İtirazın konusu 1803 sayılı Af Kanunun bir maddesine ilişkindir. Anayasamızda yasama meclislerinin af yetkisinin Kanun niteliğinde olmayıp karar niteliğinde olduğu açıklanmıştır. (Anayasa M.64). Bu iki mefhumun hukuki sonuçları çok farklıdır. Zira, Anayasa, kanunları Anayasaya uygunluk denetimine tabi tuttuğu halde kararları bu denetime tabi tutmamış; ancak bu denetime tabi tutmak istemediği kanun maddelerini ve bu denetime tabi tutmak istediği kararları Anayasa’nın çeşitli maddelerinde göstermiştir. (Anayasa m.65,81 de olduğu gibi). Bu nedenledir ki Anayasa’nın 64. maddesinde karar şeklinde kullanacağı açıklanan af yetkisi, Anayasada istisnai bir hüküm bulunmadığından Kanun şeklinde tasarruf edilemez. Aksi görüşün kabulü, yasama meclisinin takdirine bırakılmış olan af yetkisi Anayasa Mahkemesinin takdirine verilmiş olur. Kanun yapma prosedürüne uymak mecburiyeti varsa o prosedüre riayet edilir, fakat bu af tasarrufu, sırf bu sebeple kanun niteliği almaz. Zira, af yetkisinin karar niteliği bir anayasal niteliktir. Anayasada bu hususta istisnai bir hüküm olmadıkça bu nitelik değişmiş kabul edilemez. Anayasada karar şeklinde kullanılacağı gösterilen bir yetkinin evvelden beri kanun şeklinde kullanılmış olması da neticeyi değiştirmez.

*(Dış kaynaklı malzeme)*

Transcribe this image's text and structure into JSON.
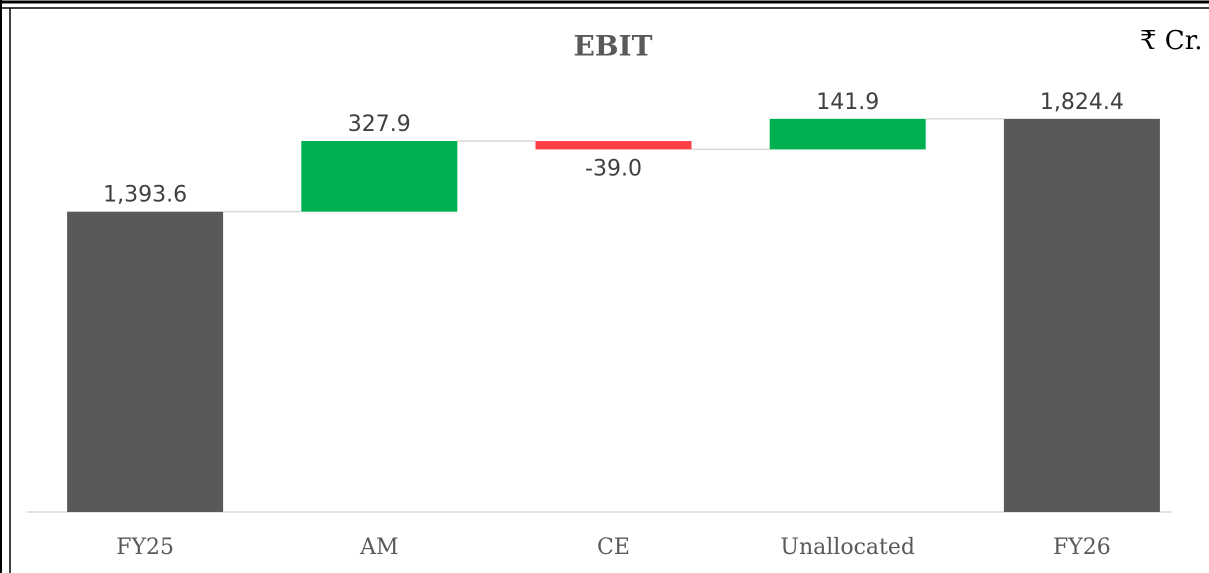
{
  "chart_data": {
    "type": "waterfall",
    "title": "EBIT",
    "unit": "₹ Cr.",
    "categories": [
      "FY25",
      "AM",
      "CE",
      "Unallocated",
      "FY26"
    ],
    "values": [
      1393.6,
      327.9,
      -39.0,
      141.9,
      1824.4
    ],
    "value_labels": [
      "1,393.6",
      "327.9",
      "-39.0",
      "141.9",
      "1,824.4"
    ],
    "totals": [
      true,
      false,
      false,
      false,
      true
    ],
    "colors": {
      "total": "#595959",
      "increase": "#00b050",
      "decrease": "#ff3f48"
    },
    "ylim": [
      0,
      2000
    ]
  }
}
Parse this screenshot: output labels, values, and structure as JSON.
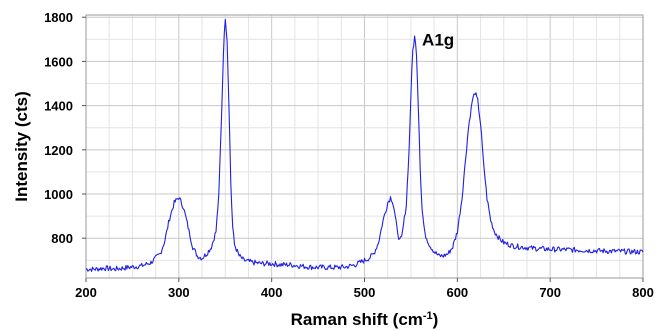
{
  "chart_data": {
    "type": "line",
    "xlabel": "Raman shift (cm",
    "xlabel_sup": "-1",
    "xlabel_tail": ")",
    "ylabel": "Intensity (cts)",
    "xlim": [
      200,
      800
    ],
    "ylim": [
      620,
      1810
    ],
    "x_ticks": [
      200,
      300,
      400,
      500,
      600,
      700,
      800
    ],
    "y_ticks": [
      800,
      1000,
      1200,
      1400,
      1600,
      1800
    ],
    "x_tick_labels": [
      "200",
      "300",
      "400",
      "500",
      "600",
      "700",
      "800"
    ],
    "y_tick_labels": [
      "800",
      "1000",
      "1200",
      "1400",
      "1600",
      "1800"
    ],
    "grid": true,
    "line_color": "#1f1fe6",
    "annotations": [
      {
        "text": "A1g",
        "x": 562,
        "y": 1700
      }
    ],
    "series": [
      {
        "x": [
          200,
          210,
          220,
          230,
          240,
          250,
          260,
          270,
          280,
          285,
          290,
          295,
          300,
          305,
          310,
          315,
          320,
          325,
          330,
          335,
          340,
          343,
          346,
          348,
          350,
          352,
          354,
          356,
          358,
          360,
          365,
          370,
          380,
          390,
          400,
          410,
          420,
          430,
          440,
          450,
          460,
          470,
          480,
          490,
          500,
          505,
          510,
          515,
          520,
          525,
          528,
          530,
          532,
          535,
          538,
          540,
          545,
          548,
          550,
          552,
          554,
          556,
          558,
          560,
          562,
          565,
          570,
          575,
          580,
          585,
          590,
          595,
          600,
          605,
          608,
          612,
          616,
          619,
          622,
          625,
          628,
          632,
          636,
          640,
          645,
          650,
          660,
          670,
          680,
          690,
          700,
          720,
          740,
          760,
          780,
          800
        ],
        "y": [
          660,
          660,
          665,
          660,
          665,
          670,
          675,
          690,
          730,
          790,
          890,
          960,
          985,
          940,
          850,
          760,
          720,
          710,
          730,
          760,
          830,
          990,
          1350,
          1640,
          1800,
          1700,
          1400,
          1050,
          850,
          770,
          720,
          700,
          690,
          685,
          685,
          680,
          680,
          675,
          670,
          668,
          668,
          668,
          670,
          680,
          700,
          710,
          730,
          780,
          880,
          960,
          985,
          970,
          930,
          840,
          790,
          800,
          950,
          1200,
          1450,
          1650,
          1710,
          1640,
          1400,
          1120,
          930,
          820,
          770,
          740,
          720,
          720,
          730,
          760,
          830,
          980,
          1120,
          1300,
          1420,
          1460,
          1420,
          1320,
          1150,
          980,
          880,
          830,
          800,
          780,
          765,
          760,
          755,
          752,
          750,
          748,
          745,
          742,
          740,
          738
        ]
      }
    ]
  }
}
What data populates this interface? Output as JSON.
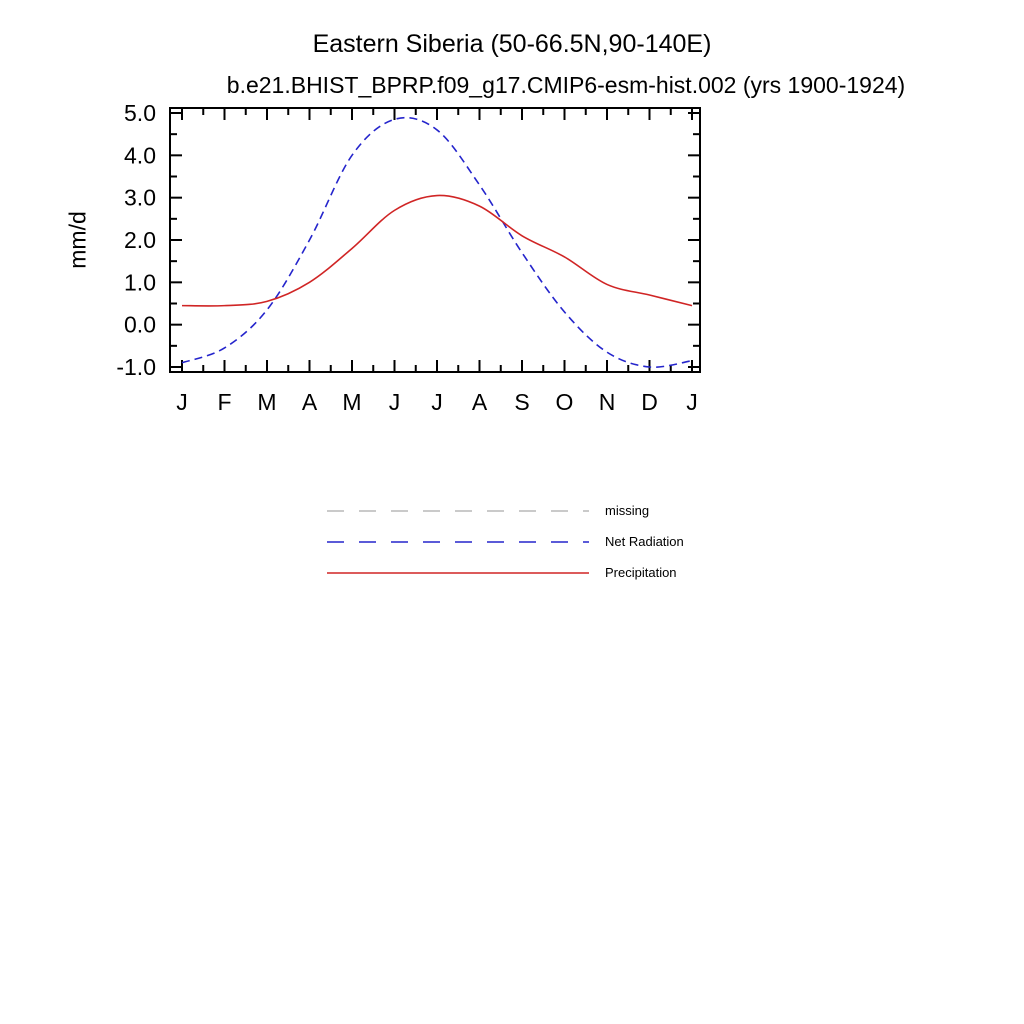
{
  "chart_data": {
    "type": "line",
    "title": "Eastern Siberia (50-66.5N,90-140E)",
    "subtitle": "b.e21.BHIST_BPRP.f09_g17.CMIP6-esm-hist.002 (yrs 1900-1924)",
    "xlabel": "",
    "ylabel": "mm/d",
    "x_tick_labels": [
      "J",
      "F",
      "M",
      "A",
      "M",
      "J",
      "J",
      "A",
      "S",
      "O",
      "N",
      "D",
      "J"
    ],
    "y_ticks": [
      5.0,
      4.0,
      3.0,
      2.0,
      1.0,
      0.0,
      -1.0
    ],
    "y_tick_labels": [
      "5.0",
      "4.0",
      "3.0",
      "2.0",
      "1.0",
      "0.0",
      "-1.0"
    ],
    "ylim": [
      -1.0,
      5.0
    ],
    "grid": false,
    "legend_position": "below-center",
    "frame_color": "#000000",
    "series": [
      {
        "name": "missing",
        "color": "#b9b9b9",
        "style": "dashed",
        "values": null
      },
      {
        "name": "Net Radiation",
        "color": "#2525cc",
        "style": "dashed",
        "values": [
          -0.9,
          -0.55,
          0.35,
          2.0,
          4.0,
          4.85,
          4.6,
          3.3,
          1.7,
          0.3,
          -0.65,
          -1.0,
          -0.85
        ]
      },
      {
        "name": "Precipitation",
        "color": "#d02525",
        "style": "solid",
        "values": [
          0.45,
          0.45,
          0.55,
          1.0,
          1.8,
          2.7,
          3.05,
          2.8,
          2.1,
          1.6,
          0.95,
          0.7,
          0.45
        ]
      }
    ]
  }
}
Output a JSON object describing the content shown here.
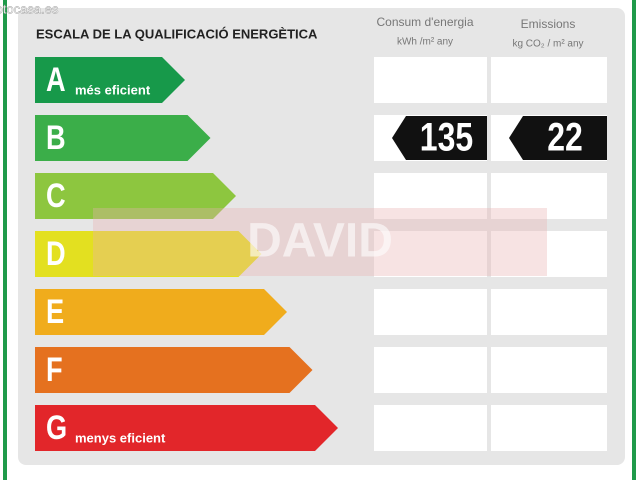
{
  "watermark": "fotocasa.es",
  "overlay": "DAVID",
  "header": {
    "title": "ESCALA DE LA QUALIFICACIÓ ENERGÈTICA",
    "columns": [
      {
        "title": "Consum d'energia",
        "unit": "kWh /m² any"
      },
      {
        "title": "Emissions",
        "unit": "kg CO₂ / m² any"
      }
    ]
  },
  "rows": [
    {
      "letter": "A",
      "label": "més eficient",
      "color": "#17994a"
    },
    {
      "letter": "B",
      "color": "#3bae49",
      "values": [
        "135",
        "22"
      ]
    },
    {
      "letter": "C",
      "color": "#8dc63f"
    },
    {
      "letter": "D",
      "color": "#e3e020"
    },
    {
      "letter": "E",
      "color": "#f0ac1c"
    },
    {
      "letter": "F",
      "color": "#e5711f"
    },
    {
      "letter": "G",
      "label": "menys eficient",
      "color": "#e2262a"
    }
  ]
}
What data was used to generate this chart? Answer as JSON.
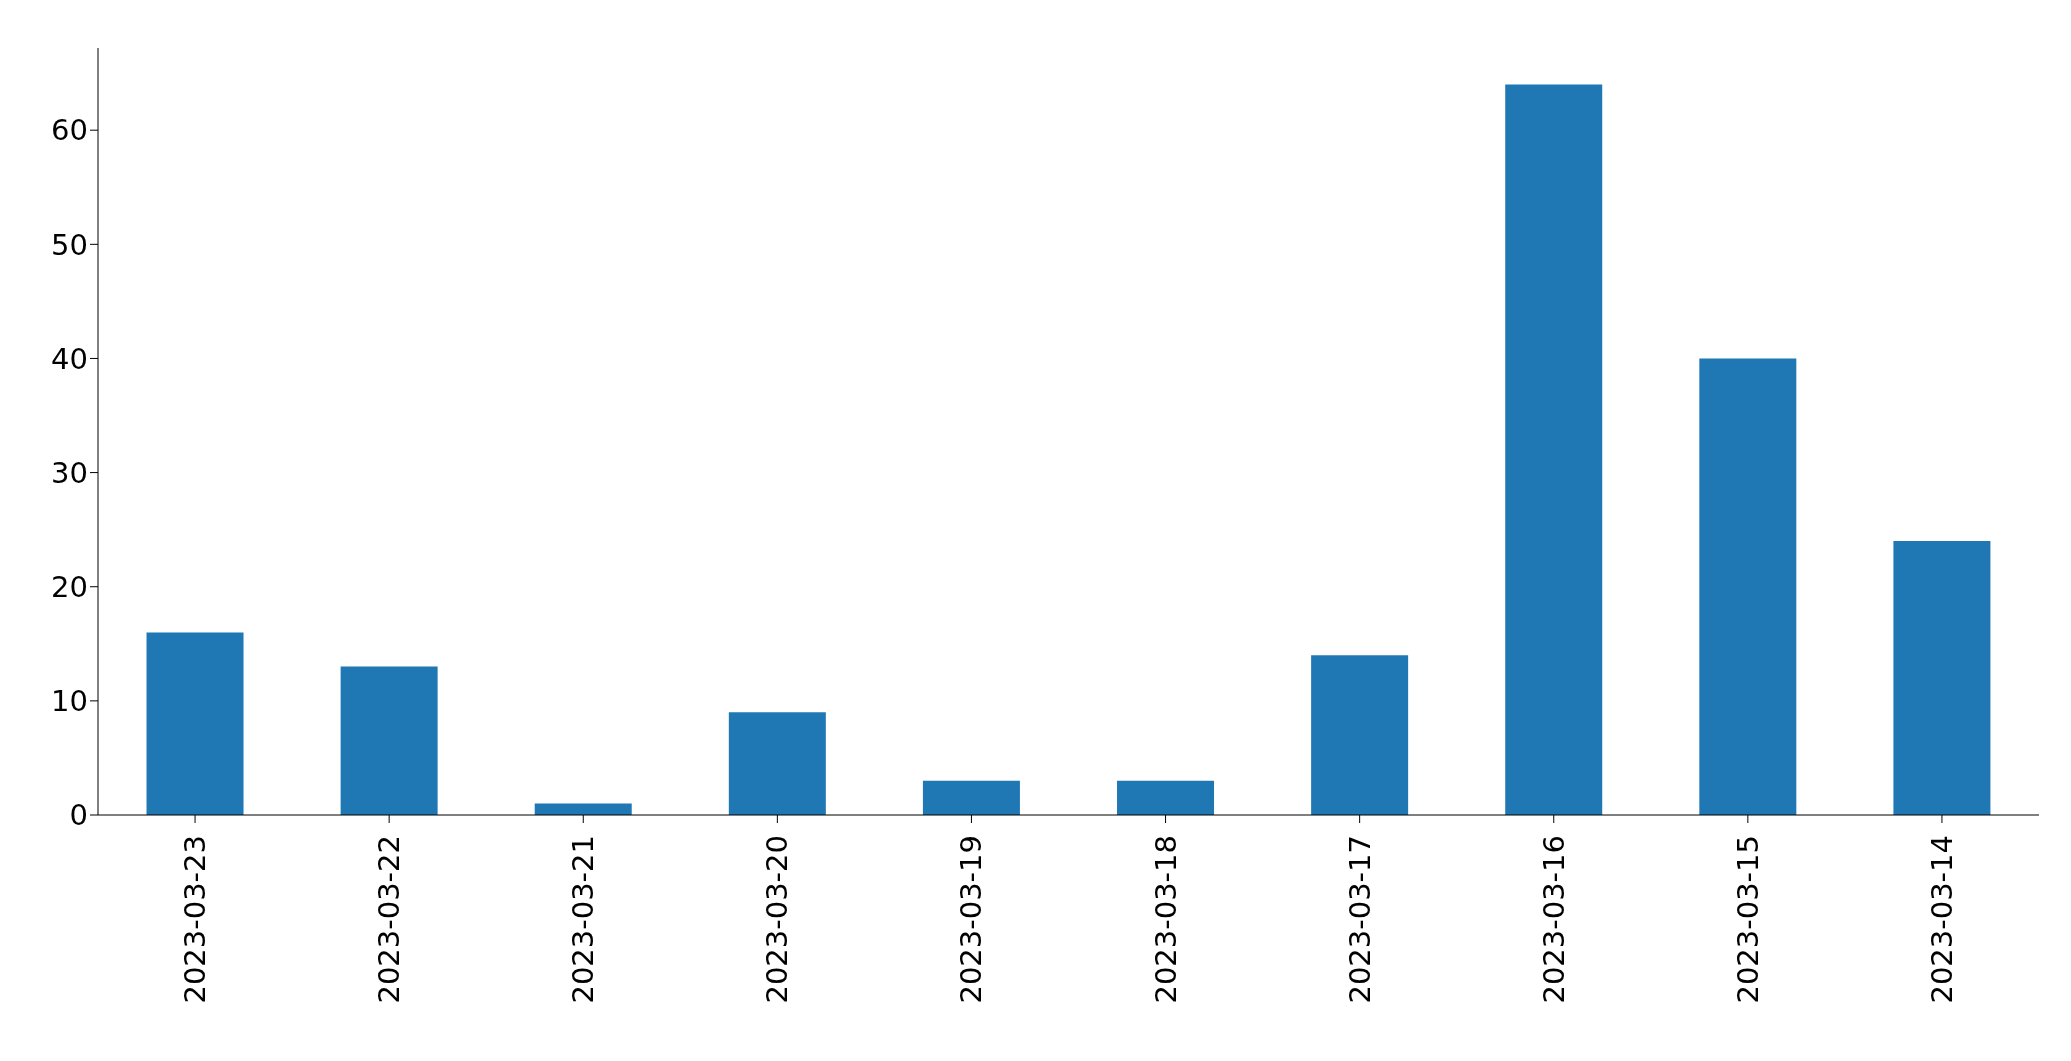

Açıklanan nedenlerle itirazın incelenmesi Anayasa Mahkemesi’nin görevi dışında kaldığından bu itirazın tetkikini Anayasa Mahkemesi’nin görevi içinde kabul eden karara karşıyım.
21.1.1975 günlü 15125 sayılı Resmi Gazetede yayımlanan Mahkememizin 28.11.1974 günlü, 1974/34-50 sayılı kararına ilişkin karşıoy yazımda açıkladığım gerekçelerle, çoğunluğun görevle ilgili görüşlerine katılmıyorum.